Спор продолжался, но так ничем и не кончился. Джо попросил меня забыть о своей идее, во всяком случае, на время. Потом, возможно, мы к ней вернемся и рассмотрим под другим углом зрения. Более чем через сорок лет я включил этот сюжет в роман "Присяга". Он не привлек ни малейшего внимания. Вот так-то <...>

Жан-Поль Сартр располагал к себе сразу же. Я с первого взгляда влюбился в этого славного коротышку с толстыми очками на носу, который укрепил меня в уверенности, что в компартию я вступил не напрасно. "Сегодня это единственный способ убедить себя в праве на существование и принадлежности к человеческой расе", - я запомнил эти его слова. Мы познакомились, когда я работал в ДВИ. То было время, когда европейские коммунисты могли еще приезжать в США без риска быть выдворенными иммиграционными властями. Сартр приехал в Нью-Йорк с перечнем книг, которые Галлимар хотел опубликовать во французском переводе. Странно, но целый ряд издателей и литературных агентов, в том числе и мои, не откликнулись на это предложение.

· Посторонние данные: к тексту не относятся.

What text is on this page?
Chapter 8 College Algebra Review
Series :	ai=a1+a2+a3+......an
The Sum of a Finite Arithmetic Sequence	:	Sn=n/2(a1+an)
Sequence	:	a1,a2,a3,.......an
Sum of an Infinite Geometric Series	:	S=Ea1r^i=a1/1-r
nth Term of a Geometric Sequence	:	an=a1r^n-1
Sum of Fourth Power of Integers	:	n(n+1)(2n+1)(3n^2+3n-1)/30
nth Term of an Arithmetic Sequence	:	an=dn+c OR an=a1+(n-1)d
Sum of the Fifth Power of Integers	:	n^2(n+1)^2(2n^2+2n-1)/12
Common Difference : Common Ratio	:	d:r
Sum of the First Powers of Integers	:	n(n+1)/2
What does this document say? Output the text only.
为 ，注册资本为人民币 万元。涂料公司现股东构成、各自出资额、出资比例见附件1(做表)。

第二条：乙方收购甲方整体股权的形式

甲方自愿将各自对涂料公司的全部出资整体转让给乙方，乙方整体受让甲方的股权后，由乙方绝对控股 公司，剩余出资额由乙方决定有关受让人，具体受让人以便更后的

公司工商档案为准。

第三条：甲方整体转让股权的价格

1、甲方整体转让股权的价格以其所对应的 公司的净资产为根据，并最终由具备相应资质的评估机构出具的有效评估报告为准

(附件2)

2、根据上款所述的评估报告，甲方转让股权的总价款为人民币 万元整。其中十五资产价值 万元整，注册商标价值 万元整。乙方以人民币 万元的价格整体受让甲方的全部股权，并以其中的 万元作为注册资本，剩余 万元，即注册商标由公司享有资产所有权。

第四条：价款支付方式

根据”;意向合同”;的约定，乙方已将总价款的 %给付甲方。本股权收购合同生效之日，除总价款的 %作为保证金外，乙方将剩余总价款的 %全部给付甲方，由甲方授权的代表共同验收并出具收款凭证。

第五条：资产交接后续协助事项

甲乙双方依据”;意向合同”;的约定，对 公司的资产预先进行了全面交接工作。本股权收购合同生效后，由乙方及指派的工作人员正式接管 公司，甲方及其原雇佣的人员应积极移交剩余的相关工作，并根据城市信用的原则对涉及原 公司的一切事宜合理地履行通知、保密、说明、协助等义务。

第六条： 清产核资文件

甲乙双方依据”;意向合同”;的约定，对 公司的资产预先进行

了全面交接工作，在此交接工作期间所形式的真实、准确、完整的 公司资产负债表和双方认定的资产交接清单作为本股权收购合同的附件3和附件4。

Я жутко обозлился и при встрече передал Сартру письменное согласие на перевод "Дороги свободы". Его английский оставлял желать лучшего, и на помощь нам пришел один мой приятель. Когда они появились у нас дома, Бетт была на собрании. Собрания она ненавидела. Невеликий говорун, она раздражалась, когда начинались бесконечные прения, а без них не обходилось ни одно собрание коммунистической ячейки. В тот вечер она вернулась около одиннадцати и, не дав мне рта раскрыть, - мол, на всю жизнь наговорилась, - молча прошла в спальню. Когда на следующий день я сказал, что мы с Сартром засиделись до двух ночи, Бетт едва не расплакалась: как я мог не сказать ей, кто у нас в гостях. По-моему, она до сих пор до конца меня так и не простила.

А мы действительно не могли остановиться. Сартр рассказывал о своем участии во французском Сопротивлении. Говорили мы и о партии, и о Советском Союзе, и том, что ждет нас в будущем. На Америку он смотрел гораздо более пессимистически, нежели я. На его взгляд, на эту страну наползает ночь. Я понимал, что он имеет в виду. Страх, которому предстояло сковать Америку на долгие годы, тогда еще только зарождался, но в воздухе уже витал.

Когда правда о Холокосте стала выходить наружу, Клифтон Фэдиман печатно предложил стереть Германию с лица земли, а немцев либо казнить поголовно, либо рассеять по земному шару, страну же окружить колючей проволокой и написать: "ТУТ ГЕРМАНИЯ, ОНА ПРЕДАНА КАЗНИ ЗА ПРЕСТУПЛЕНИЯ ПРОТИВ ЧЕЛОВЕЧНОСТИ". Сартр спросил, неужели человек, занимающий такое положение, как Фэдиман, действительно мог сказать это? Я ответил, что наш недавний гость - полковник Красной Армии, участвовавший в прорыве ленинградской блокады, в которой погибли его мать и двое братьев, тоже усомнился в правдивости этой истории. Сартр пытался понять Америку и американцев и убедился, что задача это нелегкая. Должен, впрочем, признать, что и мне не легче понять французов.